Employee engagement surveys measure whether the in-house team is happy. These surveys are usually anonymous and inquire about an employee’s level of motivation, job satisfaction, professional relationships, and more. Why would this be a tool management consultants care about or be responsible for? Because numerous studies have proven that companies with mentally and emotionally engaged employees are more successful – business performance is better, customers are happier, and culture is stronger. Not only is retaining top talent important from a standpoint of organizational excellence, but companies with high turnover incur significant costs for recruiting, hiring, and training.

Management consultants use employee engagement surveys to identify and build on the strengths and talents of a company’s workforce.
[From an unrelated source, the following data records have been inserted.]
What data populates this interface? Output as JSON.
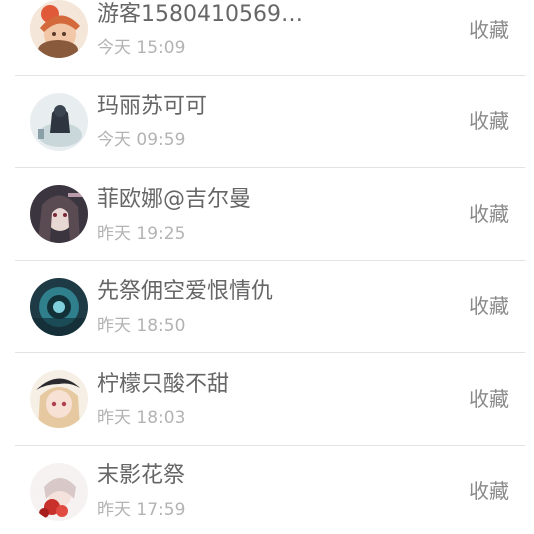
{
  "items": [
    {
      "name": "游客1580410569…",
      "time": "今天 15:09",
      "action": "收藏",
      "avatar_icon": "avatar-anime-girl-hat-icon",
      "accent": "#e8a080"
    },
    {
      "name": "玛丽苏可可",
      "time": "今天 09:59",
      "action": "收藏",
      "avatar_icon": "avatar-dark-figure-icon",
      "accent": "#3a4450"
    },
    {
      "name": "菲欧娜@吉尔曼",
      "time": "昨天 19:25",
      "action": "收藏",
      "avatar_icon": "avatar-gothic-girl-icon",
      "accent": "#5a4a52"
    },
    {
      "name": "先祭佣空爱恨情仇",
      "time": "昨天 18:50",
      "action": "收藏",
      "avatar_icon": "avatar-teal-emblem-icon",
      "accent": "#2f7f8c"
    },
    {
      "name": "柠檬只酸不甜",
      "time": "昨天 18:03",
      "action": "收藏",
      "avatar_icon": "avatar-blonde-girl-beret-icon",
      "accent": "#e6c9a0"
    },
    {
      "name": "末影花祭",
      "time": "昨天 17:59",
      "action": "收藏",
      "avatar_icon": "avatar-red-flower-girl-icon",
      "accent": "#c8302c"
    }
  ]
}
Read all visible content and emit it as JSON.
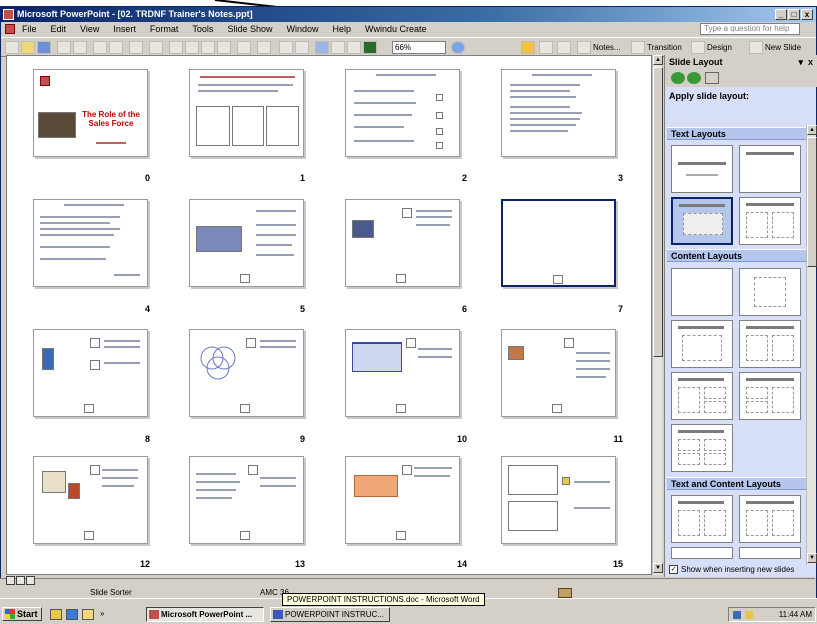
{
  "window": {
    "title": "Microsoft PowerPoint - [02. TRDNF Trainer's Notes.ppt]",
    "controls": [
      "_",
      "□",
      "x"
    ]
  },
  "menu": {
    "items": [
      "File",
      "Edit",
      "View",
      "Insert",
      "Format",
      "Tools",
      "Slide Show",
      "Window",
      "Help",
      "Wwindu Create"
    ],
    "ask_placeholder": "Type a question for help"
  },
  "toolbar": {
    "zoom": "66%",
    "notes_label": "Notes...",
    "transition_label": "Transition",
    "design_label": "Design",
    "new_slide_label": "New Slide"
  },
  "slides": [
    {
      "number": "0",
      "title": "The Role of the Sales Force"
    },
    {
      "number": "1"
    },
    {
      "number": "2"
    },
    {
      "number": "3"
    },
    {
      "number": "4"
    },
    {
      "number": "5"
    },
    {
      "number": "6"
    },
    {
      "number": "7"
    },
    {
      "number": "8"
    },
    {
      "number": "9"
    },
    {
      "number": "10"
    },
    {
      "number": "11"
    },
    {
      "number": "12"
    },
    {
      "number": "13"
    },
    {
      "number": "14"
    },
    {
      "number": "15"
    }
  ],
  "taskpane": {
    "title": "Slide Layout",
    "apply_label": "Apply slide layout:",
    "sections": [
      "Text Layouts",
      "Content Layouts",
      "Text and Content Layouts"
    ],
    "checkbox_label": "Show when inserting new slides",
    "checkbox_checked": true
  },
  "status": {
    "view": "Slide Sorter",
    "design": "AMC 36"
  },
  "tooltip": "POWERPOINT INSTRUCTIONS.doc - Microsoft Word",
  "taskbar": {
    "start": "Start",
    "tasks": [
      "Microsoft PowerPoint ...",
      "POWERPOINT INSTRUC..."
    ],
    "clock": "11:44 AM"
  },
  "colors": {
    "titlebar": "#0a246a",
    "taskpane_bg": "#d6dff7",
    "section_bg": "#b5c6ec",
    "selection": "#0a246a",
    "slide_title_red": "#c00000"
  }
}
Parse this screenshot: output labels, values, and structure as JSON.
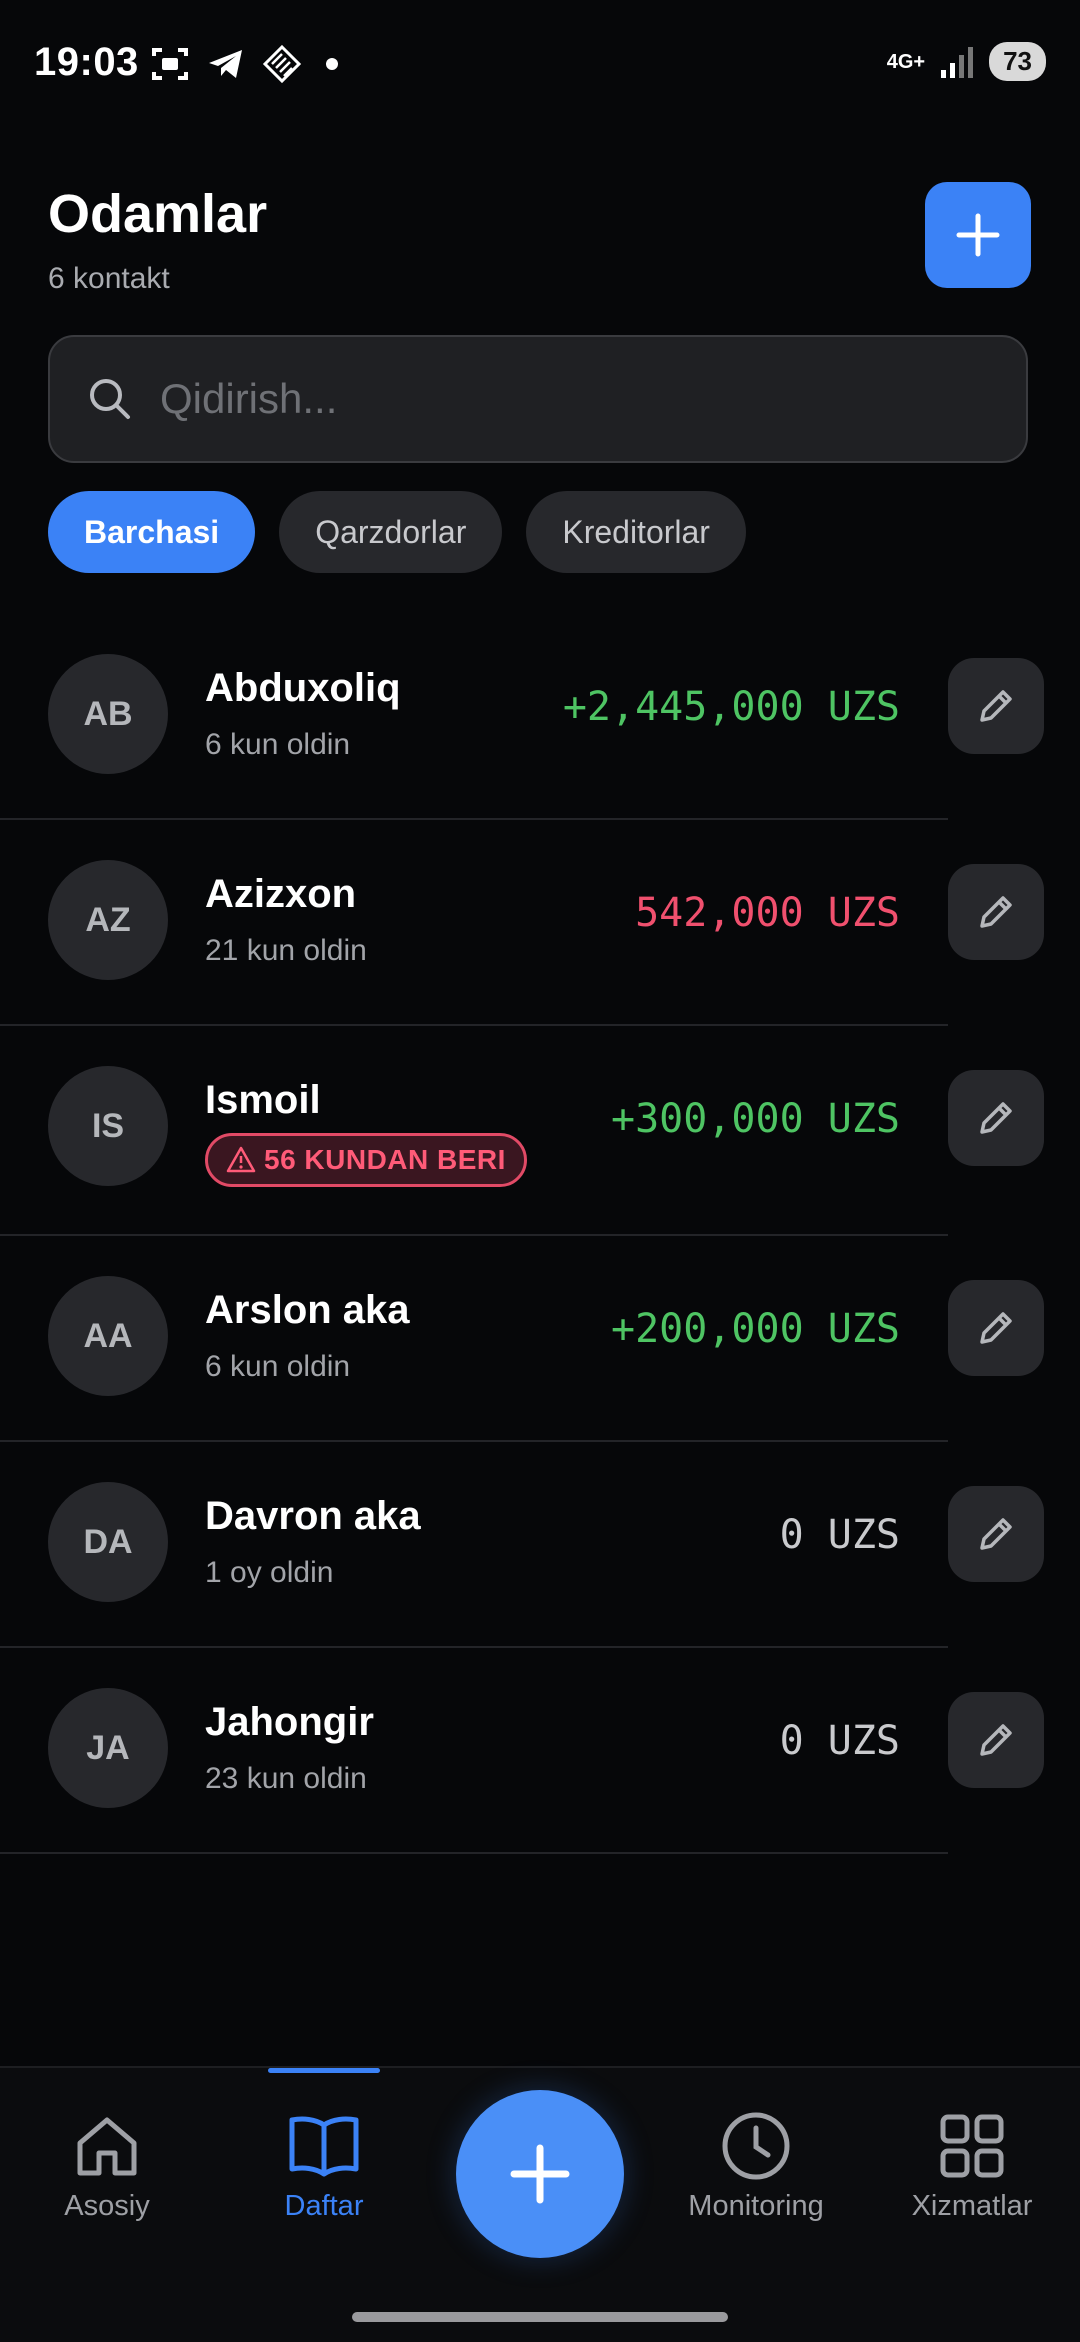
{
  "status_bar": {
    "time": "19:03",
    "network": "4G+",
    "battery": "73"
  },
  "header": {
    "title": "Odamlar",
    "subtitle": "6 kontakt"
  },
  "search": {
    "placeholder": "Qidirish..."
  },
  "filters": [
    {
      "label": "Barchasi",
      "active": true
    },
    {
      "label": "Qarzdorlar",
      "active": false
    },
    {
      "label": "Kreditorlar",
      "active": false
    }
  ],
  "contacts": [
    {
      "initials": "AB",
      "name": "Abduxoliq",
      "meta": "6 kun oldin",
      "amount": "+2,445,000 UZS",
      "amount_color": "#4ec463"
    },
    {
      "initials": "AZ",
      "name": "Azizxon",
      "meta": "21 kun oldin",
      "amount": "542,000 UZS",
      "amount_color": "#f0506e"
    },
    {
      "initials": "IS",
      "name": "Ismoil",
      "warning": "56 KUNDAN BERI",
      "amount": "+300,000 UZS",
      "amount_color": "#4ec463"
    },
    {
      "initials": "AA",
      "name": "Arslon aka",
      "meta": "6 kun oldin",
      "amount": "+200,000 UZS",
      "amount_color": "#4ec463"
    },
    {
      "initials": "DA",
      "name": "Davron aka",
      "meta": "1 oy oldin",
      "amount": "0 UZS",
      "amount_color": "#c9cacd"
    },
    {
      "initials": "JA",
      "name": "Jahongir",
      "meta": "23 kun oldin",
      "amount": "0 UZS",
      "amount_color": "#c9cacd"
    }
  ],
  "nav": {
    "home": "Asosiy",
    "daftar": "Daftar",
    "monitoring": "Monitoring",
    "services": "Xizmatlar"
  },
  "colors": {
    "accent": "#3b82f6",
    "positive": "#4ec463",
    "negative": "#f0506e"
  }
}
Similar to identifying core competencies, the results of these surveys will develop into a competitive edge that can be expanded and maximized.

Supply Chain Management

Supply chain management (SCM) directly relates to a company’s operational strategy. SCM is the orchestration of everyone and everything responsible for delivering a product or service to a customer. This involves streamlining three primary flows: the physical flow (movement, storage, and delivery of goods and materials), information flow (daily and long-term communication of plans, orders, and status), and financial flow (credit terms, payment schedules, ownership agreements).
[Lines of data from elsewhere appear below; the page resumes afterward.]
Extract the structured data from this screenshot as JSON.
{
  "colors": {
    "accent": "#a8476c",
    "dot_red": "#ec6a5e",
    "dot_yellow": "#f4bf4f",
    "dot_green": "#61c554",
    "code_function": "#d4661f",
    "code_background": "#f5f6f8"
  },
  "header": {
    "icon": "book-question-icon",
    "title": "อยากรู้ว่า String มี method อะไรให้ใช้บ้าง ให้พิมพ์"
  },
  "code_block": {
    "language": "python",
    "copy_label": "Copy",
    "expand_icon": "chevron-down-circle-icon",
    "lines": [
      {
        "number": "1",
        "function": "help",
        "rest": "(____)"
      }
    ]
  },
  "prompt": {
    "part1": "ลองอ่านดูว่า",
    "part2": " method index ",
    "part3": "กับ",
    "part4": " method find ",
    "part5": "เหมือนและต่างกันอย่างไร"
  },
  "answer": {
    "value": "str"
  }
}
Management consultants rely on SCM technology to ensure the complex process is operating efficiently and cost effectively. It requires an incredible amount of organization to synchronize the flows between suppliers, manufacturers, distributors, and customers themselves. With SCM, a consultant’s goal is to establish strong processes and communication between all parties so the entire supply chain is operating smoothly as one unit. Ultimately, effective use of SCM tools will result in better customer service and minimized expenses.

Management Consulting Techniques to Acquire More Clients

Finding Consulting Clients

The best tools in the world will only help so much if a consultant doesn’t have a solid strategy for acquiring new clients. Bypassing the obvious methods of phone calls and emails, the following are four effective techniques to use when building a consulting business:

Share Valuable Resources

A resource can be anything tangible – an article, video, infographic, report – as long as it has a direct tie to the management consulting industry and would interest the target audience. Sharing knowledge positions consultants who are reaching out to prospects as industry experts and helps establish credibility.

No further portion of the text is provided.